Ma Cousine Reves m’écrit. Ils sont si pleins de cet agréable Sujet, elle & son Mari, qu’ils s’invitent d’eux-mêmes à se rendre ici. Cet empressement est fort singulier : mais ma Tante ne croit pas qu’on puisse leur dire, non. Votre présence, Charlotte, me causeroit, je vous l’avoue, une vive satisfaction. Je ne puis espérer de voir Mylady… Pauvre Émilie ! ma Tante souhaiteroit qu’elle fût avec nous. Cependant, pour son propre intérêt, il n’y faut pas encore penser. Combien de fois ne me suis-je pas rappellé cette réflexion de votre Frere, que dans nos plus heureuses perspectives, les soupirs du cœur décèlent quelques imperfections ?
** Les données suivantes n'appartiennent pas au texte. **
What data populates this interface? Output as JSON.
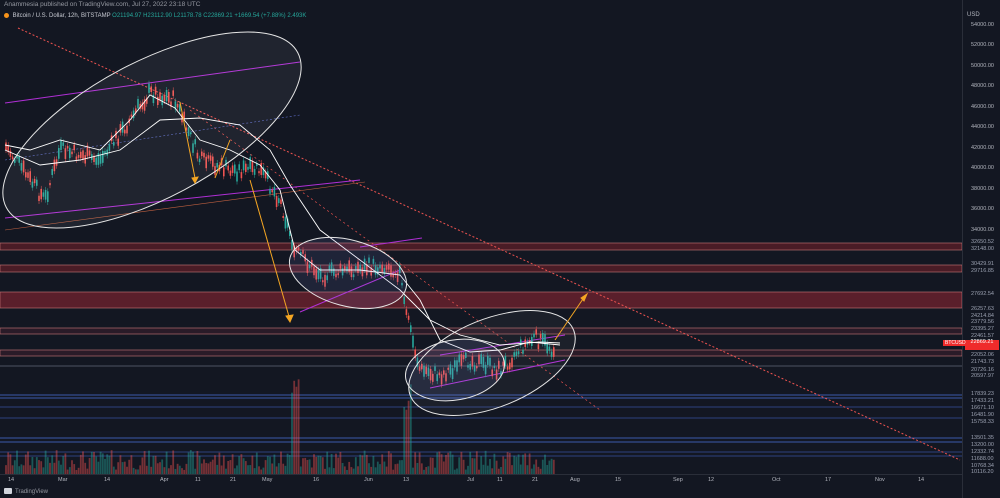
{
  "header": {
    "publisher_text": "Anammesia published on TradingView.com, Jul 27, 2022 23:18 UTC"
  },
  "legend": {
    "symbol": "Bitcoin / U.S. Dollar, 12h, BITSTAMP",
    "open": "O21194.97",
    "high": "H23112.90",
    "low": "L21178.78",
    "close": "C22869.21",
    "change": "+1669.54 (+7.88%)",
    "volume": "2.493K"
  },
  "price_axis": {
    "currency": "USD",
    "grid_labels": [
      "54000.00",
      "52000.00",
      "50000.00",
      "48000.00",
      "46000.00",
      "44000.00",
      "42000.00",
      "40000.00",
      "38000.00",
      "36000.00",
      "34000.00"
    ],
    "level_labels": [
      "32650.52",
      "32148.00",
      "30429.91",
      "29716.85",
      "27692.54",
      "26257.63",
      "24214.84",
      "23779.56",
      "23395.27",
      "22461.57",
      "22052.06",
      "21743.73",
      "20726.16",
      "20597.97",
      "17839.23",
      "17433.21",
      "16671.10",
      "16481.90",
      "15758.33",
      "13501.35",
      "13200.00",
      "12332.74",
      "11688.00",
      "10768.34",
      "10116.20"
    ],
    "last_price": {
      "symbol": "BTCUSD",
      "price": "22869.21",
      "sub": "41:48",
      "color": "#ef2b2b"
    }
  },
  "time_axis": {
    "labels": [
      "14",
      "Mar",
      "14",
      "Apr",
      "11",
      "21",
      "May",
      "16",
      "Jun",
      "13",
      "Jul",
      "11",
      "21",
      "Aug",
      "15",
      "Sep",
      "12",
      "Oct",
      "17",
      "Nov",
      "14"
    ]
  },
  "footer": {
    "brand": "TradingView"
  },
  "colors": {
    "background": "#131722",
    "candle_up": "#26a69a",
    "candle_down": "#ef5350",
    "zone_fill": "#5a1f2b",
    "trendline": "#ef5350",
    "channel": "#b02fd6",
    "arrow": "#f5a623",
    "ellipse": "#e6e6e6"
  }
}
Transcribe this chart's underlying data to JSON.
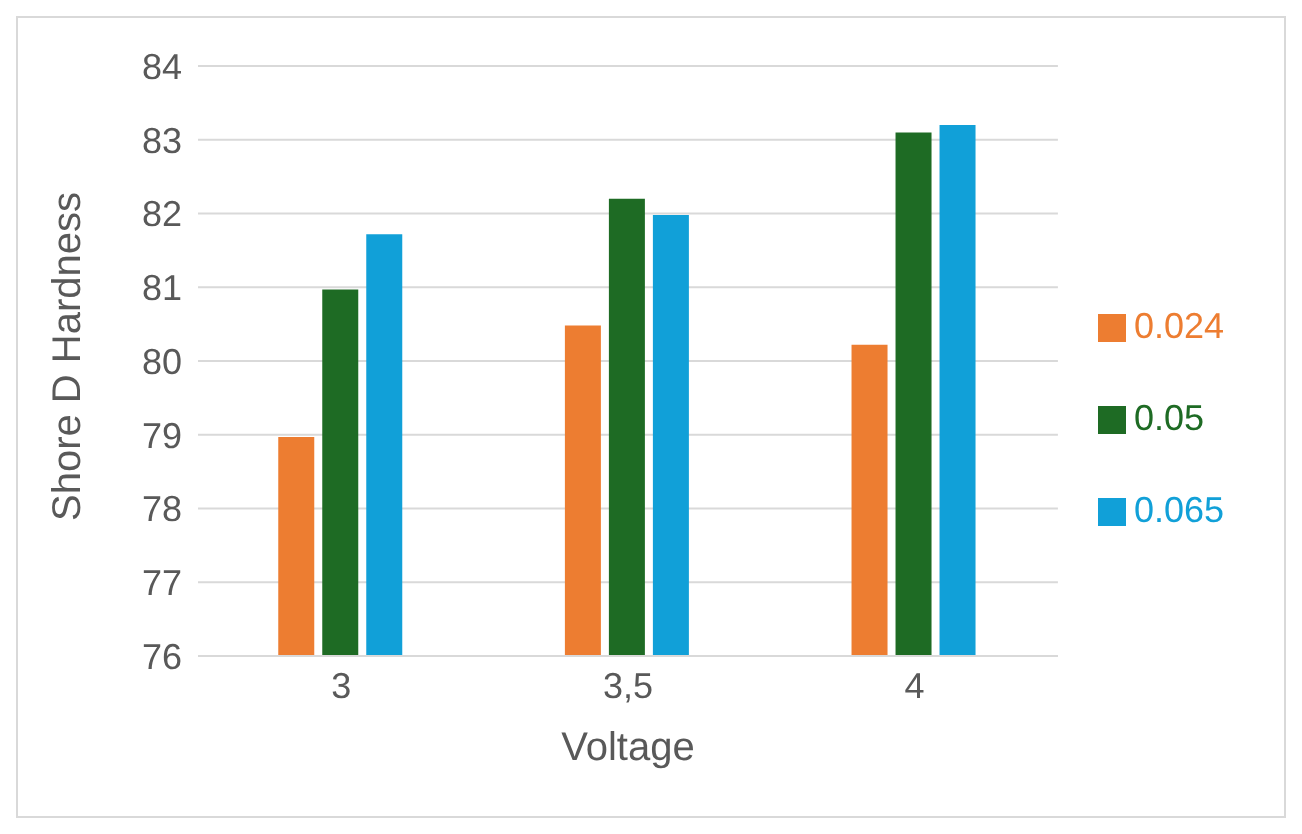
{
  "chart_data": {
    "type": "bar",
    "xlabel": "Voltage",
    "ylabel": "Shore D Hardness",
    "categories": [
      "3",
      "3,5",
      "4"
    ],
    "series": [
      {
        "name": "0.024",
        "color": "#ed7d31",
        "values": [
          78.97,
          80.48,
          80.22
        ]
      },
      {
        "name": "0.05",
        "color": "#1e6b24",
        "values": [
          80.97,
          82.2,
          83.1
        ]
      },
      {
        "name": "0.065",
        "color": "#11a0d8",
        "values": [
          81.72,
          81.98,
          83.2
        ]
      }
    ],
    "ylim": [
      76,
      84
    ],
    "yticks": [
      76,
      77,
      78,
      79,
      80,
      81,
      82,
      83,
      84
    ],
    "grid": "y",
    "legend": "right"
  }
}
N. B. la Lettre suivante est de Sir Charles, qui fait de vifs remercimens à Miss Byron de sa derniere Lettre, avec une apologie raisonnée de l’empressement qu’il a marqué pour son heureux jour. Il ne veut pas tarder deux fois vingt-quatre heures à se rendre, soit au Château de Sherley, soit à celui de Selby, dont il espere qu’il lui sera permis de ne plus s’écarter, avec des espérances si prochaines d’obtenir rang dans la chere Famille. Il parle de ses Équipages, qui sont fort avancés, & des articles qu’il a remis tout dressés entre les mains de M. Deane. S’il ne reçoit pas d’ordre contraire, il présentera, dit-il, Mardi au matin, si ce n’est pas Lundi au soir, le plus sincere & le plus ardent des Hommes à la plus aimable de toutes les Femmes.